A minha curiosidade era mesmo estranha quando eu era criança, digo, nunca matei nenhum animal e nunca fiz nenhuma maldade, mas tinha extrema necessidade de entender o que acontecia e os “e se…” me passavam pela cabeça o dia todo. Nessa coloquei algodão no nariz da minha avó enquanto ela dormia – nunca deixem uma criança ir a tantos enterros por semana -, aprendi a limpar galinhas, descobri que não se deve correr entre urtigas, nem passar pimenta nos olhos, aprendi que eu não devo pegar cinquenta reias pra comprar tudo em bala e chiclete na venda em frente a casa e que numa cidade pequena como Palmácia, se você contar um segredo pra sua boneca dentro do seu quarto no dia seguinte todo mundo fica sabendo.
Foi uma infância peculiar, tão distante de tudo o que eu escuto dos meus amigos que brincavam dentro dos condomínios, nas suas casas, jogando videogame ou qualquer coisa que eu não tinha acesso. Foi estranho me mudar pra capital, foi mais estranho ainda quando eu fui pro Rio de Janeiro. Toda criança deveria ter a oportunidade de crescer em liberdade como eu tive, de ter as pernas raladas, calos nos pés de tanto correr, a cabeça na lua porque é possível e permitida a prática do imaginado, bem como planta que se desenvolve no mato e não em jarro. É incrível como ter crescido no interior me fez ser mais do mundo. As coisas que a gente vai entendendo depois que cresce, porque lá atrás era só aventura.

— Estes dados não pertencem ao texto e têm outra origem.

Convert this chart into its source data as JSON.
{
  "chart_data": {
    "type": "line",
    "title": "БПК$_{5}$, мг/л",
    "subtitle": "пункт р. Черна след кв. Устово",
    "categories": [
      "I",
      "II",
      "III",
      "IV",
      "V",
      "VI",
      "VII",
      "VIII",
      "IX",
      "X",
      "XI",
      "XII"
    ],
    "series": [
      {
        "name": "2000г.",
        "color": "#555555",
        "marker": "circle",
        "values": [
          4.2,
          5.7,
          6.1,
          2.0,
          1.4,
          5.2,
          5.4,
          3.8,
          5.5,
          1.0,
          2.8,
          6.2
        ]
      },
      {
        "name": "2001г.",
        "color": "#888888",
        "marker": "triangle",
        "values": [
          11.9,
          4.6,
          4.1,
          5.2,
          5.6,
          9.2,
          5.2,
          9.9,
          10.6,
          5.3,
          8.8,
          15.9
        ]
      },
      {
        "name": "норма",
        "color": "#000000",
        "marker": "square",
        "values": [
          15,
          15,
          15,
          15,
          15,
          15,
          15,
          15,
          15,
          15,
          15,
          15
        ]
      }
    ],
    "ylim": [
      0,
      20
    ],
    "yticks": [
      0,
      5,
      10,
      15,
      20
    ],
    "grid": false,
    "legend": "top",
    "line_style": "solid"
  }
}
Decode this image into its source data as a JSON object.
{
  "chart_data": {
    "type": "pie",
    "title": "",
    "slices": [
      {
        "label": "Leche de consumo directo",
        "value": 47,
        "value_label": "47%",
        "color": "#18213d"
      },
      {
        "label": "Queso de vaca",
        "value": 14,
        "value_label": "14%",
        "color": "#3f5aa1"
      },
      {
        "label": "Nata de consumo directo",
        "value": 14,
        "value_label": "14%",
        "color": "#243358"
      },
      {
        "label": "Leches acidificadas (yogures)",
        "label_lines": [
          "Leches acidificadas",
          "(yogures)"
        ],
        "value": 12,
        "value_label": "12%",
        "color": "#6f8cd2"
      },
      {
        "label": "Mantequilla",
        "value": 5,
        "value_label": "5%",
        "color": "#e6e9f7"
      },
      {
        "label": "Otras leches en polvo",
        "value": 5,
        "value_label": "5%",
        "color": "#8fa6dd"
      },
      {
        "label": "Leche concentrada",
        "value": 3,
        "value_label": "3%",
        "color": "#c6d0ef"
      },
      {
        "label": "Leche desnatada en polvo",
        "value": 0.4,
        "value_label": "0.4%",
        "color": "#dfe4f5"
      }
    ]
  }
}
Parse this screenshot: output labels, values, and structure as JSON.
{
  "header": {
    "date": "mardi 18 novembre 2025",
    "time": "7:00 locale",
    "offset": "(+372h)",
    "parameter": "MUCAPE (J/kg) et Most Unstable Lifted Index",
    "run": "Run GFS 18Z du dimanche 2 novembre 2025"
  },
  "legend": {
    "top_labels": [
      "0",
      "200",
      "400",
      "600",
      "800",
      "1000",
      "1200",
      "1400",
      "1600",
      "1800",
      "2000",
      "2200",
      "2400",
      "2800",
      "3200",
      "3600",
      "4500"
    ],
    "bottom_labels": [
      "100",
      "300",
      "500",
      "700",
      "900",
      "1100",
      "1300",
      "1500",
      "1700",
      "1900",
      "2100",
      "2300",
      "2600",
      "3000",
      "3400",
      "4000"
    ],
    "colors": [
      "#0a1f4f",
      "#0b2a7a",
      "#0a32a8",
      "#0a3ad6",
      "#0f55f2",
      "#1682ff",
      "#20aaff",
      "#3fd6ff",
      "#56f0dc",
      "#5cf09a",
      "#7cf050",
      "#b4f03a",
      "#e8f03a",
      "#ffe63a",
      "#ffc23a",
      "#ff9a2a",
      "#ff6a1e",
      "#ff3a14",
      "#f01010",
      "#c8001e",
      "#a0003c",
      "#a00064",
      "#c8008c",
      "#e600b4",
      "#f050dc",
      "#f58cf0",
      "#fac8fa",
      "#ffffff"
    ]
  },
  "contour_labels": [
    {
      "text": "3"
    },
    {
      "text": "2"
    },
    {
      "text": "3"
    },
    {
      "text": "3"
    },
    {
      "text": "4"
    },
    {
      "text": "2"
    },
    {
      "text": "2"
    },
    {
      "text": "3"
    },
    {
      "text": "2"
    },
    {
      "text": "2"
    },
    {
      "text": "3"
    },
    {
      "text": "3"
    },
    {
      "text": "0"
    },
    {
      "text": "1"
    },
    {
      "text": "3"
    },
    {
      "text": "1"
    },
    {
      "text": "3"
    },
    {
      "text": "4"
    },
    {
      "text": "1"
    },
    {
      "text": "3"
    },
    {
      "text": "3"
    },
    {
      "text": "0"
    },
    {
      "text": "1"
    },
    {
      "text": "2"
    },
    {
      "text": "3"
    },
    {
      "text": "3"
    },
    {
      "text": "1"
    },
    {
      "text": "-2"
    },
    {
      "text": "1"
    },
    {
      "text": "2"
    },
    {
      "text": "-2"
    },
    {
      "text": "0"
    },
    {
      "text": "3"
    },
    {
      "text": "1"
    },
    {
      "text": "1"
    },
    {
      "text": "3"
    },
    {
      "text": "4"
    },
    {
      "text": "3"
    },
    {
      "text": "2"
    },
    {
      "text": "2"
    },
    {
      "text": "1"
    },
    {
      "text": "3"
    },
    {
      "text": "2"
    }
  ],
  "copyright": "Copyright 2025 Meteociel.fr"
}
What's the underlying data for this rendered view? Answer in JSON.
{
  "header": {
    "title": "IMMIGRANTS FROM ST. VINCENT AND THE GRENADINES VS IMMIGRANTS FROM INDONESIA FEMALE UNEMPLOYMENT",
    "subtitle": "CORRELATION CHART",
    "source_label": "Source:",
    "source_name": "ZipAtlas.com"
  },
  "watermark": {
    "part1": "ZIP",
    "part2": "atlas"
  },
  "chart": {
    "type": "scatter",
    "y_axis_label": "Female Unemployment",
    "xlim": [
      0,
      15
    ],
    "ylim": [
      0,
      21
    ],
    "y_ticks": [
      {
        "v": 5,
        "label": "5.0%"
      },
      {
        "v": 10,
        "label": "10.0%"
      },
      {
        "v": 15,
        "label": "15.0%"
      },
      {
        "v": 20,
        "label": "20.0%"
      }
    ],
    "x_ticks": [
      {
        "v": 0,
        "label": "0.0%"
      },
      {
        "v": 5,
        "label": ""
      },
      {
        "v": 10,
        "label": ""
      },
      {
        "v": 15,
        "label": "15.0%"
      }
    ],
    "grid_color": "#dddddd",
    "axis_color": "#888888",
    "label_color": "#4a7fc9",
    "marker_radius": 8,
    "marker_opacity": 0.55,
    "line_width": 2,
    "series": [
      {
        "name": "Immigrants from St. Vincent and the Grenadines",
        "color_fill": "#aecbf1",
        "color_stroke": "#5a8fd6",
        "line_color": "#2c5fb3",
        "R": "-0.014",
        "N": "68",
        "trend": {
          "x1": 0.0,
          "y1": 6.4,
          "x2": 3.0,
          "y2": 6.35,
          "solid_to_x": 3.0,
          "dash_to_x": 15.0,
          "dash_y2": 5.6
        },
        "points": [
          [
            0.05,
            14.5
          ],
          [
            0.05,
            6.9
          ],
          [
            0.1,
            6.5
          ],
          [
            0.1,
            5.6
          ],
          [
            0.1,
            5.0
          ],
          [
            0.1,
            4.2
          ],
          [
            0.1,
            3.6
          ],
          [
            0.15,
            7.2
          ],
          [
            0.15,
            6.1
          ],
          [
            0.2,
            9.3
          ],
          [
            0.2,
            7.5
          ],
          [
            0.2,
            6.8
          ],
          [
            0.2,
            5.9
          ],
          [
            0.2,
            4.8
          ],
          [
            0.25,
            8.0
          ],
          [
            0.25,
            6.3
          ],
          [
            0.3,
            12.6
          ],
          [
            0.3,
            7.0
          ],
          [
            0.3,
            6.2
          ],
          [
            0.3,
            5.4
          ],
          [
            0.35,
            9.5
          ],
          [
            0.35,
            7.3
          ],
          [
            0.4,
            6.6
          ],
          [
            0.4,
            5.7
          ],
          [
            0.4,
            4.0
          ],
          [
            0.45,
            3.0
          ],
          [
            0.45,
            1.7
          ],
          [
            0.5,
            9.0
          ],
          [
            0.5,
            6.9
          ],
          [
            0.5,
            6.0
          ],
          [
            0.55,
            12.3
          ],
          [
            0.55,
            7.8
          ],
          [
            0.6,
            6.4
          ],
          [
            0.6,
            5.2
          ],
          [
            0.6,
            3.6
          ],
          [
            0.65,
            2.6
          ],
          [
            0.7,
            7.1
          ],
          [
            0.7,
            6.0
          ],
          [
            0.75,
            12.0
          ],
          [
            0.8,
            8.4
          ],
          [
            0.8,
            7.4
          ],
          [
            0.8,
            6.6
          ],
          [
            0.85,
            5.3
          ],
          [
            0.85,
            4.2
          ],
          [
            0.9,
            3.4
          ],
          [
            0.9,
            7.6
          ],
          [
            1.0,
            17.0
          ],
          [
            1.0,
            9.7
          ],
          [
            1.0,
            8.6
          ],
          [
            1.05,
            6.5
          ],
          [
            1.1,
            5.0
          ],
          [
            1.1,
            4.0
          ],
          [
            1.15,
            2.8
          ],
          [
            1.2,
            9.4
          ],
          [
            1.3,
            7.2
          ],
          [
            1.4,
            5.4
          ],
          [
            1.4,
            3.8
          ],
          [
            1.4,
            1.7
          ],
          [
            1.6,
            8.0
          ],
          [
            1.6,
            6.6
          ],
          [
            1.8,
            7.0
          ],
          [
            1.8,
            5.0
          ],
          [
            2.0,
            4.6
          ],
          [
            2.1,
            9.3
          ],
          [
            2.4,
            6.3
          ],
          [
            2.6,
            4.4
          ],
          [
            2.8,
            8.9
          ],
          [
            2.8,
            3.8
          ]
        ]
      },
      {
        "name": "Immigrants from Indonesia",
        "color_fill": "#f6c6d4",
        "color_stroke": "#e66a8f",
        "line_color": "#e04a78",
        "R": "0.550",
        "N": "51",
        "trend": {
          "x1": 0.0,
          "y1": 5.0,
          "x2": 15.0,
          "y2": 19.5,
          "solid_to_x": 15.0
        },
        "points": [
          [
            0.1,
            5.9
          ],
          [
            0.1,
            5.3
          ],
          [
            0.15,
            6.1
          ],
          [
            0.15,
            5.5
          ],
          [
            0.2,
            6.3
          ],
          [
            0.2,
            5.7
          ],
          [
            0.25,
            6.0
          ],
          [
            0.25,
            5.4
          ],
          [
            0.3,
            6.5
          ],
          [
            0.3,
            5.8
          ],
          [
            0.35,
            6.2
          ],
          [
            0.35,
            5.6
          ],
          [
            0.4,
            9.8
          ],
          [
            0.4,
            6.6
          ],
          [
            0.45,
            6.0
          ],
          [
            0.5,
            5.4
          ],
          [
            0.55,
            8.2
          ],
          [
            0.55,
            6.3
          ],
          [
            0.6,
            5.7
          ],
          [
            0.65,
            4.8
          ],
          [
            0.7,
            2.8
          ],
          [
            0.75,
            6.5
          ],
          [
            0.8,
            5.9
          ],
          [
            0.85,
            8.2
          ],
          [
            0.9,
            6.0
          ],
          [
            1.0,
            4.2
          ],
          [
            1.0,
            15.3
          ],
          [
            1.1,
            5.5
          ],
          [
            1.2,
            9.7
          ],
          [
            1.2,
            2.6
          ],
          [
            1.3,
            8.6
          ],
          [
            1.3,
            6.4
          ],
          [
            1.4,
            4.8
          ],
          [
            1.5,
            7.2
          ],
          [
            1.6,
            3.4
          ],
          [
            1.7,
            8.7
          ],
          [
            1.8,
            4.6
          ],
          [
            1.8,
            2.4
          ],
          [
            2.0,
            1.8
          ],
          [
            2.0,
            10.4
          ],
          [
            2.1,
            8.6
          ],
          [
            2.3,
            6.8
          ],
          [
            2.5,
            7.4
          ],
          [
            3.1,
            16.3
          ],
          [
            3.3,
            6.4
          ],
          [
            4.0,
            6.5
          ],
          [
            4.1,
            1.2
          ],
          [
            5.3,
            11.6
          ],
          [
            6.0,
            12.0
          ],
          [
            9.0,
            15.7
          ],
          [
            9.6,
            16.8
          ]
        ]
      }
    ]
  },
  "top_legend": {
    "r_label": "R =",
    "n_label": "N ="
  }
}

Agora eu me mudei de novo e esse estranhamento de cidade nova ainda me ocorre, ainda que o Porto não seja nem de longe movimentado como o Rio de Janeiro e que aqui eu veja crianças brincando na rua felizes e ralando os joelhos. É engraçado como o corpo se acostuma, como a gente vai se adaptando as peculiaridades do espaço e se tornando um pouco a extensão dele. Aqui, eu ainda ando olhando pro lado e tenho medo de ser atropelada, mesmo que eu saiba que não vai acontecer nada. Sou criança de novo, aquela mocinha curiosa que quer aprender sobre o mundo e sobre as pessoas, mas que em algum lugar – talvez nas grades da cidade grande – infelizmente perdeu um pouco da coragem. Não que fugir com o circo ou botar algodão no nariz da minha avó me sirva de muita coisa pro que eu sou agora, mas aquela vontade, aquela força e potência de ação… ah, se eu soubesse que um dia a gente perde um pouco disso… sumia atrás do palhaço e nunca mais voltava pra casa.